LES SWAPS DE TAUX D’INTÉRÊTS PASSENT L’ÉPREUVE DES JUGES
Les swaps de taux d’intérêts sont des contrats permettant d’échanger un taux d’intérêt variable contre un taux fixe pendant une durée déterminée. Ces instruments financiers permettent aux entreprises de couvrir leurs risques liés à la variation des taux d’intérêts. Les entreprises se sont souvent protégées contre la hausse des taux d’intérêts mais pas souvent contre la diminution de ces taux, ce qui est un aléa.
Avec la chute des taux d’intérêts intervenue ces dernières années, plusieurs investisseurs ont été confrontés à de lourdes pertes et ont porté leurs dossiers devant les tribunaux et l’Ombudsfin.
Que peut-on retenir de 4 années de jurisprudence ?
Les Cours et tribunaux ont validé les contrats souscrits dans la très grande majorité des cas.

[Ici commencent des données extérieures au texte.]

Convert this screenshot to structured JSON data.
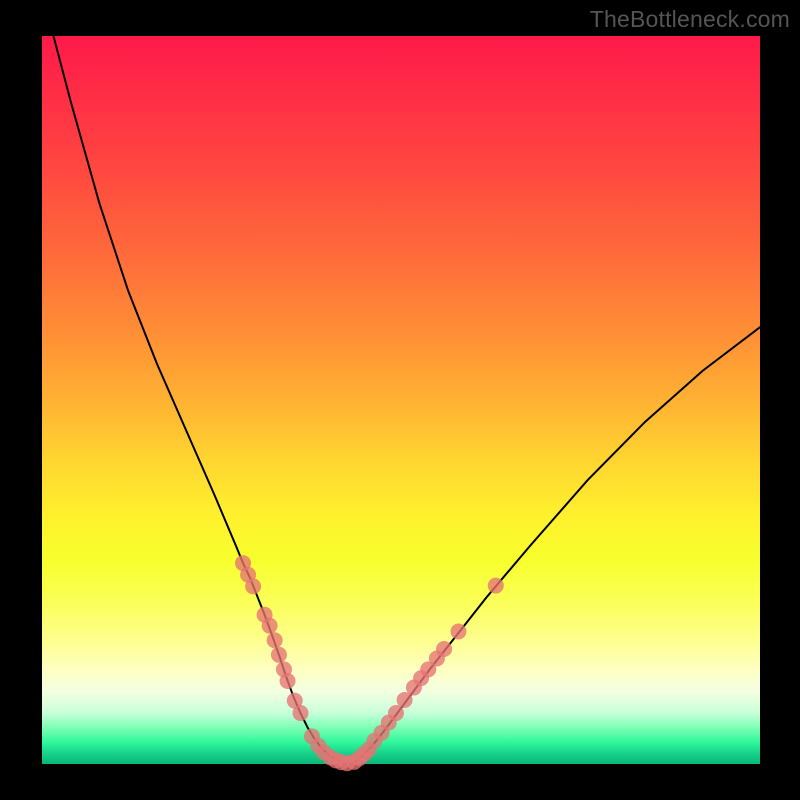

Ils ont précisé que les swaps étaient des contrats autonomes par rapport aux lignes de crédit. Ce caractère a pour conséquence que les intérêts dont l’entreprise est redevable sont calculés sur le montant repris dans les contrats de swap (le notionnel), quand bien même le montant emprunté est inférieur à celui-ci. Les contrats de swaps sont des contrats aléatoires qui ne peuvent pas faire l’objet d’une rescission pour lésion. Les tribunaux ont par ailleurs rappelé que c’est au client qu’incombe la charge de la preuve des manquements reprochés et que la banque doit collaborer loyalement à l’administration de la preuve.
MiFID
Sur le « know your customer », la jurisprudence accepte que lorsque la banque n’a pas procédé au profilage formel de son client, l’on peut déduire une présomption de bonne connaissance de l’expérience, de la situation financière et des objectifs du client du fait que les parties sont en relation d’affaires depuis plusieurs années et que la banque gère tout ou partie des flux financiers du client. Sur l’adéquation du produit ou du profil du client (suitability), les juges recherchent si les swaps litigieux correspondaient au but de couverture, voire de spéculation que le client s’était assigné.
N’est pas en soi nécessairement abusif le fait qu’un tel contrat comprenne une clause de résiliation avant terme dans le seul chef de la banque. Le client reçoit d’ailleurs une bonification d’intérêt en échange. En ce qui concerne le devoir d’information du banquier, la jurisprudence rappelle que celui-ci doit permettre au client de comprendre le mécanisme et la portée du produit et la nature et l’étendue des risques liés. C’est une obligation de moyen qui peut dépendre de la connaissance de l’expérience et de la qualification du client. Certains tribunaux considèrent même que cette obligation s’éteint lorsque le client n’éprouve plus de besoin d’information, du fait qu’il connaît la nature et les risques liés à l’opération envisagée. Lorsque le client ne comprend pas le produit qui lui est expliqué et risque d’être induit en erreur sur sa substance, les tribunaux considèrent qu’il lui incombe aussi un devoir de s’informer sur la nature, l’objet, la portée et les risques du contrat auquel il veut souscrire.
Conditions bancaires
Lorsque les établissements de crédit établissent l’opposabilité à leurs clients de leurs conditions bancaires et de leur contrat-cadre produits dérivés, les tribunaux valident en général les clauses d’approuvé implicite et de prescription. Les premières sont des clauses probatoires qui créent une présomption d’acceptation et de compréhension des opérations intervenues. Elles ne sont pas interdites par la réglementation MiFID. Elles donnent une signification au silence conservé par le contractant pendant une certaine période convenue (30 ou 60 jours ?). Si le client ne conteste pas à bref délai une opération de swap, il empêche le banquier d’extourner rapidement cette opération sur le marché financier en limitant sa perte. En tardant à contester une opération, le client ne limite pas son dommage comme il a l’obligation de le faire. L’absence prolongée de réaction du client constitue un silence circonstancié qui emporte la renonciation à engager la responsabilité du banquier.
Les conditions bancaires prévoient également des délais de prescription pour agir en justice. Ce délai (3 ou 5 ans ?) prend généralement cours à dater de l’opération ou du fait qui donne lieu à la contestation. Le fait critiqué peut consister en une absence d’information suffisante au moment de la conclusion du contrat de swap. Cette prescription conventionnelle fait la loi des parties. Elle est admise par les tribunaux et emporte la forclusion du droit d’agir en justice. Il ressort de toutes ces décisions judiciaires que les critiques émises par certains quant aux swaps de taux d’intérêts ne sont pas fondées d’un point de vue juridique.
La jurisprudence ne va pas en leur sens.